Отметив это обстоятельство, позволю себе короткий комментарий по поводу не столь существенных, но и не лишенных значения «струй зловещей Аллии».

Аллия — это река. Она названа зловещей в связи с поражением, которое на этой реке потерпели римляне, разбитые галлами в 390 году до нашей эры.

Характерно, что Вергилий, живший гораздо позже, остро переживает тем не менее это давнее поражение. Настолько остро, что называет реку Аллию зловещей.
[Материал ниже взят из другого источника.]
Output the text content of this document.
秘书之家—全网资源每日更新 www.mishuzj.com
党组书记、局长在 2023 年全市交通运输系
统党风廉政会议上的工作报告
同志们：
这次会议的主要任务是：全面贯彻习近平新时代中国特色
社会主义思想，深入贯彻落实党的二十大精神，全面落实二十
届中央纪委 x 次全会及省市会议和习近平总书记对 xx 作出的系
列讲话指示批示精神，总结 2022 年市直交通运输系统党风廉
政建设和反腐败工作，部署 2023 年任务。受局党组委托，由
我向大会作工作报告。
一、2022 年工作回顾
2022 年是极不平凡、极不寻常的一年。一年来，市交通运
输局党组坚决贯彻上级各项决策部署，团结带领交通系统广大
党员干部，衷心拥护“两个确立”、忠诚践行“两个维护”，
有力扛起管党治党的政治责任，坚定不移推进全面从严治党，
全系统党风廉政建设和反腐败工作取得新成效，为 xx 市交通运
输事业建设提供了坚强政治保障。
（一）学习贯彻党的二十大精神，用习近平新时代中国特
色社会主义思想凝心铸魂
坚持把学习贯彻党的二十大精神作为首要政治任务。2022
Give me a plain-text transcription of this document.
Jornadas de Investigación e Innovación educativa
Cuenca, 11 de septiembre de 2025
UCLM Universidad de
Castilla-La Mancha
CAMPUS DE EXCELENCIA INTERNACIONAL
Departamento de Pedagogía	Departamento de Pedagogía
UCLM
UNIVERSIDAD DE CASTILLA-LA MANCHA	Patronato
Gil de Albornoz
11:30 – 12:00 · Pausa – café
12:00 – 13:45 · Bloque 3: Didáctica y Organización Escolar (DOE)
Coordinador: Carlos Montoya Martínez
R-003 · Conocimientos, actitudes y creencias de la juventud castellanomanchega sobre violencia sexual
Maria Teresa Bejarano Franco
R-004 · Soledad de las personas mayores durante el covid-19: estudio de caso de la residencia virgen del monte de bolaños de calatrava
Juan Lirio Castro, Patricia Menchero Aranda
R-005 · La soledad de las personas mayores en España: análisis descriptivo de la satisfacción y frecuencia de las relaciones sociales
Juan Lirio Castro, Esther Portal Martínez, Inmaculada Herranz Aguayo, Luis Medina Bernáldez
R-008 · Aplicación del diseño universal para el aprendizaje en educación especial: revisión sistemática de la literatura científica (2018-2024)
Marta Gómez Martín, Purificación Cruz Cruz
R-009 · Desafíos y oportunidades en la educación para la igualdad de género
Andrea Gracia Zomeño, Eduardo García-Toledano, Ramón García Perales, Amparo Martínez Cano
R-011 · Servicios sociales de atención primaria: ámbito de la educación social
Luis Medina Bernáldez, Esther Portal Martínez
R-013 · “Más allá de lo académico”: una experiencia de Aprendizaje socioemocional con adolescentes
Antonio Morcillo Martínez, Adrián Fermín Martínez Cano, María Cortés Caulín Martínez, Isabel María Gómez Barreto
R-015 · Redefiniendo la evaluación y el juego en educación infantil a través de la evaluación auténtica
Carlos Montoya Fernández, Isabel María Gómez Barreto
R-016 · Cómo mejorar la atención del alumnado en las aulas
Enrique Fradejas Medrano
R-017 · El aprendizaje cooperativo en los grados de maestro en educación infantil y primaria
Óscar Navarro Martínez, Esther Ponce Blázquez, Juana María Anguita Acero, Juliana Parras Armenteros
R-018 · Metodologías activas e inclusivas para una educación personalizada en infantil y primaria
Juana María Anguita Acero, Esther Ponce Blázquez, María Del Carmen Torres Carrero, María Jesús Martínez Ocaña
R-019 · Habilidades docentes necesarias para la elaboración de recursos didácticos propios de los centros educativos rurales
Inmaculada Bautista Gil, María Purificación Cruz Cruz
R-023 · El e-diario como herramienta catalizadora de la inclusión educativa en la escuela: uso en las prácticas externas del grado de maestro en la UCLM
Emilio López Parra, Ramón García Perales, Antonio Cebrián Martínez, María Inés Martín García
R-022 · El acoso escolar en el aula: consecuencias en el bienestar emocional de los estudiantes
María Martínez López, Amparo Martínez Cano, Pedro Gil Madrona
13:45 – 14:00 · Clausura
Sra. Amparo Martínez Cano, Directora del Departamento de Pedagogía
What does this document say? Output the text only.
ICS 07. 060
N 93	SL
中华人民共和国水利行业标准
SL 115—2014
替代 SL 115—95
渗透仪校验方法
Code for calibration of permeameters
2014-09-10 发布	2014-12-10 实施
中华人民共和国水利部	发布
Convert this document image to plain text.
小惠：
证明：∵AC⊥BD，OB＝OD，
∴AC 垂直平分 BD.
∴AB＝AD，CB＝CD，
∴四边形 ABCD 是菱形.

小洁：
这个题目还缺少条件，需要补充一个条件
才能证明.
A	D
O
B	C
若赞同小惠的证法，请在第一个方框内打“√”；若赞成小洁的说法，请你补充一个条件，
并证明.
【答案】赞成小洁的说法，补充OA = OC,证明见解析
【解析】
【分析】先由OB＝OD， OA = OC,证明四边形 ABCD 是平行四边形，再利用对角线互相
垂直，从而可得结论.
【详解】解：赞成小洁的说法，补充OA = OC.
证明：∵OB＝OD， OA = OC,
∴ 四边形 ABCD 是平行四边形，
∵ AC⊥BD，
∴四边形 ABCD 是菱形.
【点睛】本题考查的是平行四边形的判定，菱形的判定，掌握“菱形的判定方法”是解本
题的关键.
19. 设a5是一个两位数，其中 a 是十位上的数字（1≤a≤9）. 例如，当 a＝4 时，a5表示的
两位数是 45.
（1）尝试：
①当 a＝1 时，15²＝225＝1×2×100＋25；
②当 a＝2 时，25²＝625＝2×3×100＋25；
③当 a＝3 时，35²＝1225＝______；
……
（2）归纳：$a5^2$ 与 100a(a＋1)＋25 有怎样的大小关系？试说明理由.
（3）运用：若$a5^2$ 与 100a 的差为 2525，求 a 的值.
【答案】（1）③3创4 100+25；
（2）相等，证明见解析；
В-четвертых, потому что, согласно описанию Вергилия, войско Клавза огромно. Число воинов равно не только количеству волн в Ливийском море, но и количеству спелых колосьев на тучных нивах и так далее.

Завершая рассмотрение вергилиевского сюжета, сообщу читателю, что следуя троянской традиции, Вергилий вводит в войско Турна, чей род, как мы уже поняли, имеет отношение к Микенам, а значит, и к предводителю антитроянских ахейцев микенскому царю Агамемнону, еще и собственно микенский отряд. С этим отрядом Вергилий нас знакомит сразу после того, как завершает описание войска Клавза: «Вслед Агамемнона друг, Алез, ненавистник троянцев».

Алез — это возница Агамемнона. Называя Алеза ненавистником троянцев, Вергилий усиливает то, что я назвал моделью второй Троянской войны. Воюет не только Турн, ведущий свой род из агамемноновских Микен с противником Агамемнона троянцем Энеем. С троянцем Энеем воюет воинство Агамемнона, возглавляемое другом Агамемнона, которого Вергилий называет ненавистником троянцев. На этом я завершаю свое новое обращение к Вергилию, порожденное необходимостью подробного рассмотрения Клавза в связи с особой ролью представительницы этого рода Клавдии Квинты. И возвращаюсь к Овидию, подробно описывающему роль этой Клавдии в интересующем нас вопросе о прибытии в Рим загадочной пессинунтской Кибелы.